A semi-circular structure surrounded by plants will be a calming conversation starter inside Tūranga.
The Green Connection Pod, which is a wooden frame lined with 36 indoor plants, provides seating for two people face-to-face and is designed to promote relaxed conversations.
It will be installed on the ground floor of Tūranga in early September and will remain there until the end of October with special programming planned for Mental Health Awareness Week from 23 to 29 September.
The pod has been designed by Jordan Hampson of The Green Lab, formerly known as Greening the Rubble, an organisation that aims to create urban green spaces to support social connection and wellbeing in Christchurch.
Research shows plants promote wellbeing and anecdotal evidence suggests they might also make people feel more comfortable about initiating conversations that would otherwise be challenging, says Green Lab Project Manager Khye Hitchcock.
“In 2018 we created The Green Lounge for the BizDojo co-working space.

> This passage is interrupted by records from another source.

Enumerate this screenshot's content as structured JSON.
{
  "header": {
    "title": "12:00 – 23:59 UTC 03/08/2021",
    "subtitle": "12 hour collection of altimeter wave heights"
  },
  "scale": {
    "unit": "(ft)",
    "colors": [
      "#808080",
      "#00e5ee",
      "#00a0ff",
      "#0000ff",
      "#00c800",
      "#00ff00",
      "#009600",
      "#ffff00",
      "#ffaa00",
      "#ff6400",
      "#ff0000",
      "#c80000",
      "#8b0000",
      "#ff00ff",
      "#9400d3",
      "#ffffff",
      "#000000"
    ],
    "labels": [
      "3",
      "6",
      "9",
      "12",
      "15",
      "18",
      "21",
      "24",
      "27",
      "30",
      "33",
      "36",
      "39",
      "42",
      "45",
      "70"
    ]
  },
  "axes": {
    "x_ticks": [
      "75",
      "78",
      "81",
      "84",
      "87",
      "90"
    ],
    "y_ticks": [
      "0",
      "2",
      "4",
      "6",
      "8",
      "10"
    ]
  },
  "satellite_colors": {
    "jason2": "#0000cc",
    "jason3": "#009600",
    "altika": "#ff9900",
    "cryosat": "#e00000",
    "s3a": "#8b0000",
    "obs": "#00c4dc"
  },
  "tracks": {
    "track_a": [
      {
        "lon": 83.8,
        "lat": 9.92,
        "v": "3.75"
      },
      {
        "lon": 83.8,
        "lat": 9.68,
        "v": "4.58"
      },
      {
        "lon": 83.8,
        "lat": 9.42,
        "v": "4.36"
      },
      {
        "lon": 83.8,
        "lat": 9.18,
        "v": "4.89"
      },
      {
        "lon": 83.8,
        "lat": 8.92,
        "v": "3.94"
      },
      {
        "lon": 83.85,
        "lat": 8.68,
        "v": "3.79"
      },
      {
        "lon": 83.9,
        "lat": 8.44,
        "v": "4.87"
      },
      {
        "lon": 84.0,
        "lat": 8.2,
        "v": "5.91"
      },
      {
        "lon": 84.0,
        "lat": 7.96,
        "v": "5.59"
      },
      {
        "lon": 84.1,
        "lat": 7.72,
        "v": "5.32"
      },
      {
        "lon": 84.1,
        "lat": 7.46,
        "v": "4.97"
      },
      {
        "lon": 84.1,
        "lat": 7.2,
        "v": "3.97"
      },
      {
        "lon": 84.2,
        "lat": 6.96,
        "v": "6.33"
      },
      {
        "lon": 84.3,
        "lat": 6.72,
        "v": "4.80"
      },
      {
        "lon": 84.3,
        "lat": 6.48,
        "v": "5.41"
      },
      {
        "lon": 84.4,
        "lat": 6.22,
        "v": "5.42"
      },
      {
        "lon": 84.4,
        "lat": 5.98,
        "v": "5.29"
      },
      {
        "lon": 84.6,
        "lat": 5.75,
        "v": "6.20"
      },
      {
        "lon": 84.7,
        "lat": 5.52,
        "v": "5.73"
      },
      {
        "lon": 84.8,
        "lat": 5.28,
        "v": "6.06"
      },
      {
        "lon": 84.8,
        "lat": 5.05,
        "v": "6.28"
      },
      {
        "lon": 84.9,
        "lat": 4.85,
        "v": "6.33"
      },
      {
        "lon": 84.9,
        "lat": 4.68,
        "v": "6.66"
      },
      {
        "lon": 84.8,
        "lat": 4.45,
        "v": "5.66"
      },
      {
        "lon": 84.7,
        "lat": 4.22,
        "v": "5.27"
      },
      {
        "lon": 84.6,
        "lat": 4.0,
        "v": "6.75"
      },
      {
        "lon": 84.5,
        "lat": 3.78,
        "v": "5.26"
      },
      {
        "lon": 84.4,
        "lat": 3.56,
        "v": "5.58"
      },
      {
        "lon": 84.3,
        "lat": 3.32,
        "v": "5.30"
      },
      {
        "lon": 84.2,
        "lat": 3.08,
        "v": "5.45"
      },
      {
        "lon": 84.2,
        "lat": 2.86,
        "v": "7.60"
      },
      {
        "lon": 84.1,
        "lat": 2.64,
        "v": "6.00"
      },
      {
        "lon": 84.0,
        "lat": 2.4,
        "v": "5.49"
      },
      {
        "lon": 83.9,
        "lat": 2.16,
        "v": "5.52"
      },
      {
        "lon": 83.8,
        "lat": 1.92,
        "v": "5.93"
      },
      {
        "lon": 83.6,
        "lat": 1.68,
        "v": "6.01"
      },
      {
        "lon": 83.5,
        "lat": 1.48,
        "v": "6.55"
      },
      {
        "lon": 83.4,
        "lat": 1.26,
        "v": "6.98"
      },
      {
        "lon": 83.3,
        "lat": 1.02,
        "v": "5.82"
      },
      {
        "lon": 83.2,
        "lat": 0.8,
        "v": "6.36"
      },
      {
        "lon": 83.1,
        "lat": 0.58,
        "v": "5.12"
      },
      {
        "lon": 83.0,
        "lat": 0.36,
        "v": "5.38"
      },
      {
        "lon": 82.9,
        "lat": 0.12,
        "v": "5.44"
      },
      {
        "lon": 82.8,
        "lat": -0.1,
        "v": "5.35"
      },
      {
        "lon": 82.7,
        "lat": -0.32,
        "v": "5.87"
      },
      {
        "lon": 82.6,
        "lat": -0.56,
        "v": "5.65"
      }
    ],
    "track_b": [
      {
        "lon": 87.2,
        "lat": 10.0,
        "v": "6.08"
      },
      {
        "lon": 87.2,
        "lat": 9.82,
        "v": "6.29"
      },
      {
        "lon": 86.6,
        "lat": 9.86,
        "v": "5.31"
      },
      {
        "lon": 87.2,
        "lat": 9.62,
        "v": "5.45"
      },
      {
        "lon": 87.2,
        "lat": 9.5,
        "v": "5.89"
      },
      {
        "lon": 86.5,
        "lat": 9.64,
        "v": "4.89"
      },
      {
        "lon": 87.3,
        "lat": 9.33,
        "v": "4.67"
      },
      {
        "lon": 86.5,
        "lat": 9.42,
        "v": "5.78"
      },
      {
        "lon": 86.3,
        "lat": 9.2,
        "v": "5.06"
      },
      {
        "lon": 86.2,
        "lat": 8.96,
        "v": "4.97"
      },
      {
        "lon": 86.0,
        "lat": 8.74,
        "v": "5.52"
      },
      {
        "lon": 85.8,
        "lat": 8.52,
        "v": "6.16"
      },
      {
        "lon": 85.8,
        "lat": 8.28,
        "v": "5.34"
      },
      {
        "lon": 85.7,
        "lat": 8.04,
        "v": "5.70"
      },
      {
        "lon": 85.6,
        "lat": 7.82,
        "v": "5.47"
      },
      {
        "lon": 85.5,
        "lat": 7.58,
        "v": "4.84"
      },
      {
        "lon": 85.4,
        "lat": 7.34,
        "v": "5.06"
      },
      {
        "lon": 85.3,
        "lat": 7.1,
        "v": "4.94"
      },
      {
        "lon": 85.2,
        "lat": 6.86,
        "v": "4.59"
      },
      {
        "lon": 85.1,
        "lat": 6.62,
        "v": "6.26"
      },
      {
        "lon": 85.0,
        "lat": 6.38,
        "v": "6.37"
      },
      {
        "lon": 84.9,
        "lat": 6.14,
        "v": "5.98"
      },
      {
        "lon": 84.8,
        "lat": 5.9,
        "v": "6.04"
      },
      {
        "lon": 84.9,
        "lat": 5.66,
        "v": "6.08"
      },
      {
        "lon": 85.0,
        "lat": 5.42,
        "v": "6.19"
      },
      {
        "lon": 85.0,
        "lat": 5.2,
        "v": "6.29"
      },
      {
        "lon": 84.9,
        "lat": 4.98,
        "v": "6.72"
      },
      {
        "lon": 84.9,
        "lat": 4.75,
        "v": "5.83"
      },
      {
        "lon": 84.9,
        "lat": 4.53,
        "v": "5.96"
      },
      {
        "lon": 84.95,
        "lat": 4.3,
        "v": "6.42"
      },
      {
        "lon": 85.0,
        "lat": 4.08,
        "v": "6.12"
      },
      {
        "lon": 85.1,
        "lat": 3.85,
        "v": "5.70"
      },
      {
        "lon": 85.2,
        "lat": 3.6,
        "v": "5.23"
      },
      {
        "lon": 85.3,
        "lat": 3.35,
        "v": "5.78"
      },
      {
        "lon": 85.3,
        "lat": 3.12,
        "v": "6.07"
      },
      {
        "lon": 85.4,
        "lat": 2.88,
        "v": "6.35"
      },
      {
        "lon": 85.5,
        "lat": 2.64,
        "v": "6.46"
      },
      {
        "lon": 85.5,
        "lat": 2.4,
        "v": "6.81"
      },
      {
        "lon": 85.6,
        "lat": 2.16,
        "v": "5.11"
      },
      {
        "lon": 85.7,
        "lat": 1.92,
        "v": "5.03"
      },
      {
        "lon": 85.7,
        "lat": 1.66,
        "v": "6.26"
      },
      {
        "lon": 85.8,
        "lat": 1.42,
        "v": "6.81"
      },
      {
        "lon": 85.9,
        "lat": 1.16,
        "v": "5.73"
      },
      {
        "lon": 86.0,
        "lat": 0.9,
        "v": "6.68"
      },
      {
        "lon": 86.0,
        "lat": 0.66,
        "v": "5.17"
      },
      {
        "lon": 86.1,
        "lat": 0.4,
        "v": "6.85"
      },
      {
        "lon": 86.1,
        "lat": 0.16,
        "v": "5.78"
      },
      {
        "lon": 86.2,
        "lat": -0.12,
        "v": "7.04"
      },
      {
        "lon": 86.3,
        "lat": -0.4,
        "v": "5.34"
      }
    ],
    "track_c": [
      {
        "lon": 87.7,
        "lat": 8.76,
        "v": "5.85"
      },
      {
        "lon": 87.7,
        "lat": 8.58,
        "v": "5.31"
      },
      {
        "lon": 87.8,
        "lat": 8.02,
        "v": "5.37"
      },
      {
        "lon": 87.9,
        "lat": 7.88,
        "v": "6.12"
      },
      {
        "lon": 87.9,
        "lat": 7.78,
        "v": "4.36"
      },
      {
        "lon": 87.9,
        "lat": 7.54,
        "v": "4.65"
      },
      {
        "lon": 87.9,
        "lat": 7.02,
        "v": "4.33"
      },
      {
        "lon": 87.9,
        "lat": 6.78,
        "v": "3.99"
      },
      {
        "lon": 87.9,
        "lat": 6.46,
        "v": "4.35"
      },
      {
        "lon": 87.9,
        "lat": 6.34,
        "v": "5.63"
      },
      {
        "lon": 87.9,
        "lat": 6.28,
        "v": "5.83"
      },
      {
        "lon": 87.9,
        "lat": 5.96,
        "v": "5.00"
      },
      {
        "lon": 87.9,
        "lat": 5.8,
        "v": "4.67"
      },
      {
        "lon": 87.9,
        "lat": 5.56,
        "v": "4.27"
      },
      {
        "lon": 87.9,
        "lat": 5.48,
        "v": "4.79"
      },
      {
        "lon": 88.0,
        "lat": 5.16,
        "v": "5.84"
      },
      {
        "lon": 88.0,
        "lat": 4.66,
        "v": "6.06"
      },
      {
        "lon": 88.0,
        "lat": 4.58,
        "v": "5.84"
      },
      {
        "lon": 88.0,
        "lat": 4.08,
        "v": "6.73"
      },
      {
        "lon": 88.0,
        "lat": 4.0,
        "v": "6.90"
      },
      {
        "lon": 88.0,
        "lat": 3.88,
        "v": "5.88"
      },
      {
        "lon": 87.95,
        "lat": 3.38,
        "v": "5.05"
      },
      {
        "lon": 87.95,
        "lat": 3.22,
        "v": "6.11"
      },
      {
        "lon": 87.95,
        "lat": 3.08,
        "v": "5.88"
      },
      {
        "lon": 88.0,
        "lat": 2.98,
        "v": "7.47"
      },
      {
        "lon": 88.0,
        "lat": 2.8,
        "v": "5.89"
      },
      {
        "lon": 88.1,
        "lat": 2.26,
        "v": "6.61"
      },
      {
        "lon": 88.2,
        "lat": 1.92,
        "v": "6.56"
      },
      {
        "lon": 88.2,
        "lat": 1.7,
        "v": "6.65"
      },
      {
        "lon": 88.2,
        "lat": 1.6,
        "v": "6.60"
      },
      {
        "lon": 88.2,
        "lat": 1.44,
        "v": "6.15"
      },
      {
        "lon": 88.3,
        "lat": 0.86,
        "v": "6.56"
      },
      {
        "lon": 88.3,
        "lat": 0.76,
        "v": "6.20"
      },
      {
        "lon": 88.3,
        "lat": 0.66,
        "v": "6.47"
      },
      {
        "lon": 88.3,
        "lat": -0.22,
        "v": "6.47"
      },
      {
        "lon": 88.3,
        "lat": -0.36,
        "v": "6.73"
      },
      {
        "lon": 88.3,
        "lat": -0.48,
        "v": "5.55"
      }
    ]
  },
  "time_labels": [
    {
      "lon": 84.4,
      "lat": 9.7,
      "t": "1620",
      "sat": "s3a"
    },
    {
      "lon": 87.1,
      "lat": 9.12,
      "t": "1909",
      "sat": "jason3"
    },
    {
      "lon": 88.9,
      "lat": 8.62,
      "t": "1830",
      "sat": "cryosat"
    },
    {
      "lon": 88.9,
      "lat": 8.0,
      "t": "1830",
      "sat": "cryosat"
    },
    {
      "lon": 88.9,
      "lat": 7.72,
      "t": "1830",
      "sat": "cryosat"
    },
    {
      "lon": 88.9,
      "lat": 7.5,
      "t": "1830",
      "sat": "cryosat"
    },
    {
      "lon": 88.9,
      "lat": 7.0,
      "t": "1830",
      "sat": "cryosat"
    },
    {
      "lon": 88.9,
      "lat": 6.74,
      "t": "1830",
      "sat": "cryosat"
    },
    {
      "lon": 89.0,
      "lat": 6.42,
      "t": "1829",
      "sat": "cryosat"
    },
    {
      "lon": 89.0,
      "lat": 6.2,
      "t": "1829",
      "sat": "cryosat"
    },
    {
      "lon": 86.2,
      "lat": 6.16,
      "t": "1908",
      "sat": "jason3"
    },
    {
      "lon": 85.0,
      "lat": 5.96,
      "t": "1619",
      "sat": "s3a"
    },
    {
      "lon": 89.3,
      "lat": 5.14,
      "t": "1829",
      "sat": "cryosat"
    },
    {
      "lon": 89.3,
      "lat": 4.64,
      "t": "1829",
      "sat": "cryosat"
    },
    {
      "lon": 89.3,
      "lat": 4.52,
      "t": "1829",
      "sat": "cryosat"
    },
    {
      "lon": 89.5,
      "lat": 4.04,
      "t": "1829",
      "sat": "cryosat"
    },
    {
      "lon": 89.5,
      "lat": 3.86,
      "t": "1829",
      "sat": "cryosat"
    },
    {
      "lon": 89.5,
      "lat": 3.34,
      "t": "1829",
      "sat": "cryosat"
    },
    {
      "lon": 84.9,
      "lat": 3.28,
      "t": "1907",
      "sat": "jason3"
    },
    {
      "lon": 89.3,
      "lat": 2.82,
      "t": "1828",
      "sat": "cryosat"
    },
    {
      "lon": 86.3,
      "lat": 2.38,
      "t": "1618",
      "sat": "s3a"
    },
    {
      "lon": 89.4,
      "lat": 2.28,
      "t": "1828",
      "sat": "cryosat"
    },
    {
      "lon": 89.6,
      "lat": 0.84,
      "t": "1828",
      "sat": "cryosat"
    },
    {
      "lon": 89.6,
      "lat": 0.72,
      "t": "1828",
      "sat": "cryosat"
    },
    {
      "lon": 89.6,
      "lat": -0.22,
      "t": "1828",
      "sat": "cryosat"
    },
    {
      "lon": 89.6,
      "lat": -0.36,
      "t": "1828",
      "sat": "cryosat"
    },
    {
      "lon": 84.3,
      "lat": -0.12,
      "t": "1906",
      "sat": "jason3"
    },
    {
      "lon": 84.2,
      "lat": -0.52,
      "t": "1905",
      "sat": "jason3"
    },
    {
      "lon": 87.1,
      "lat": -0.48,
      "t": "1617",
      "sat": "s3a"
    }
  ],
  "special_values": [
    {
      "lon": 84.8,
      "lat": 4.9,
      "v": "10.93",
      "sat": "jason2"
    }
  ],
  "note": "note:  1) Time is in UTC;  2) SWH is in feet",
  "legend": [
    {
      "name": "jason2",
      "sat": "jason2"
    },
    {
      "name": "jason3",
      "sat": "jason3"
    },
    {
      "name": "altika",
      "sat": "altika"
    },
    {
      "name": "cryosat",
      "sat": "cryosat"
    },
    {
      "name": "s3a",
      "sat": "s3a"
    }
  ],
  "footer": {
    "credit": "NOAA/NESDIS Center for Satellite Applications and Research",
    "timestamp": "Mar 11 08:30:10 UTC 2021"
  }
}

People using the area said it improved their general mood and they were able to have more genuine, vulnerable conversations when surrounded by plants.”
Khye says the Connection Pod takes the essence of The Green Lounge but delivers it in a wooden flat-pack kit.
“There’s not a lot of space for intimate personal connection in our urban environment so we’re testing a design for a space where people hopefully feel relaxed and able to interact directly with each other."
The Green Lab, which is supported by the Council’s Enliven Places Programme, has partnered with the All Right? Campaign and Christchurch City Libraries staff to design the user experience of the pod at Tūranga.
All Right? team members have written some conversation starters that will be provided inside, as well as phone numbers for support lines and wellbeing information.
Tūranga Library Manager Chris Hay says it’s a creative and positive project. “There’s a lot of evidence to show that green environments have a beneficial impact on our mental and physical health so it will be interesting to see how providing this peaceful refuge inside the library might encourage conversation and a sense of community."